Вокруг Света 2006 № 09 (2792) | страница 34
Кстати, о «либеральной гиперкритике». Ее адепты вышли на публицистическое поле битвы относительно недавно, но сразу выставили на своей стороне ряд сильных авторитетов. Вот как формулирует их позицию бывший ректор РГГУ Юрий Афанасьев: «Если бы Дмитрию Донскому сказали слова «освобождение от татар», он бы с ума сошел. Потому что царем, которого он признавал, был именно татарский царь. А Мамай, которого побил, был самозванец, узурпатор, от которого он этого царя защищал». Но и в данном случае, как нетрудно заметить, мы имеем дело с эмоциональным мифотворчеством. Во-первых, в словах историка отчетливо слышна запальчивость профессионального ниспровергателя недавних мертвых истин советской идеологии. Во-вторых, и по сути-то это риторика: кого мог считать Дмитрий «законным царем» Орды и Руси на 1380 год? И если он оказал услугу татарам, разгромив их узурпатора, то почему же чингизид Тохтамыш разрушил Москву два года спустя?

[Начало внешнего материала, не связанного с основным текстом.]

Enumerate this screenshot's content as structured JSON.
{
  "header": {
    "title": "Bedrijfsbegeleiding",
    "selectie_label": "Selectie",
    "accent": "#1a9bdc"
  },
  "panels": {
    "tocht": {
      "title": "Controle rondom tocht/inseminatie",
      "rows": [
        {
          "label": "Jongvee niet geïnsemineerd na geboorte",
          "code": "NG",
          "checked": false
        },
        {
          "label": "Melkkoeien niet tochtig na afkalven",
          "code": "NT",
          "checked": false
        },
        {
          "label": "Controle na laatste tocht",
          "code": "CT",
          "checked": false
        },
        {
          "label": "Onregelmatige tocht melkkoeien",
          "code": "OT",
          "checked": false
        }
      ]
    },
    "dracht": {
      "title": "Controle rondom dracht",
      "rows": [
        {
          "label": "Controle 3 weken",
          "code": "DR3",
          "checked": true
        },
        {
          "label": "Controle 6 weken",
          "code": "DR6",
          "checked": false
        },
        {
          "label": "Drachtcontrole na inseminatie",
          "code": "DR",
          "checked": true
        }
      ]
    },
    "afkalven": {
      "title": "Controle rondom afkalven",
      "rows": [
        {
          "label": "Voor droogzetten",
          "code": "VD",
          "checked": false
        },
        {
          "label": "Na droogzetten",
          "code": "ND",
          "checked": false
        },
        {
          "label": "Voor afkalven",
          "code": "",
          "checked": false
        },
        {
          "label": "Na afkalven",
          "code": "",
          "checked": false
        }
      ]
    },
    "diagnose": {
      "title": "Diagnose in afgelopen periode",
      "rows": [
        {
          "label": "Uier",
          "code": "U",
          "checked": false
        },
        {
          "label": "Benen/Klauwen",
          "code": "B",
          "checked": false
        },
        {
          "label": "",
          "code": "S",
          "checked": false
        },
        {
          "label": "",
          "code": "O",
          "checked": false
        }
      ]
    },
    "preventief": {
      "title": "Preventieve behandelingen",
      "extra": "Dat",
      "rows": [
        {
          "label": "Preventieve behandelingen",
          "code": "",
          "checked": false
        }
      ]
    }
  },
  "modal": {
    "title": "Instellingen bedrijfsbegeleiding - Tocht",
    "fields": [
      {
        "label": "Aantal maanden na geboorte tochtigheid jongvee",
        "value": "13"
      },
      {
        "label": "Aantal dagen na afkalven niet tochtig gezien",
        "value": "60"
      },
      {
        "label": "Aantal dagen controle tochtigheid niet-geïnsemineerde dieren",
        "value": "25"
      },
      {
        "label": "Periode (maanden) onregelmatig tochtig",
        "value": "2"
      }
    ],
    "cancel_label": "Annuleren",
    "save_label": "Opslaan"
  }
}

В основе подобных «огрублений» исторической картины лежат научные исследования, выводы которых более осторожны. Как замечает И.Н. Данилевский: «Выступления против Орды происходили все еще в рамках прежних представлений об отношениях между русскими князьями и ордынскими ханами — «улусниками» и «царями». Пока еще не шла речь о собственно антиордынской борьбе». Но даже этот тезис не снимает натяжки в отношении Дмитрия — «борца с захватом престола в Сарае». Ведь известно, что темник Мамай, хотя и был фактическим правителем правобережной Орды, никогда не выходил из формального подчинения очередному хану Чингизова рода, вполне легитимного для Руси. Более того, князь Дмитрий охотно принимал ярлыки из рук таких Мамаевых «марионеток». Почему же он вдруг решил счесть старого знакомого «незаконным»?..
Остается последний взгляд на куликовскую историю — так называемый «евразийский». Суть его наиболее ярко выражается некоторыми современными татарскими учеными. Они полагают, что отмечать юбилеи Куликовской битвы вообще бессмысленно — не только потому, что это возбуждает межнациональную вражду, но и потому что между Золотой Ордой и Московским государством никакой большой войны вовсе и не было. Имели место лишь стычки между отдельными князьями и ханами, которые воспринимали свои владения как «субъекты» одной и той же «федерации» (примерно так же смотрели друг на друга князья Священной Римской империи — немцы, итальянцы, французы…).
Эта позиция подкреплена растиражированными трудами Л.Н. Гумилева, полагавшего, что само «иго» — понятие фиктивное, а, следовательно, на Куликовом поле никто и никого ни от чего не освобождал. Евразийцы утверждают, что с обеих сторон в битве сражались и татары, и русские, оказавшиеся под рукой того и другого властителя. Вражда не имела, таким образом, этнической направленности, а отражала мелкие тактические цели, характерные для феодальной раздробленности.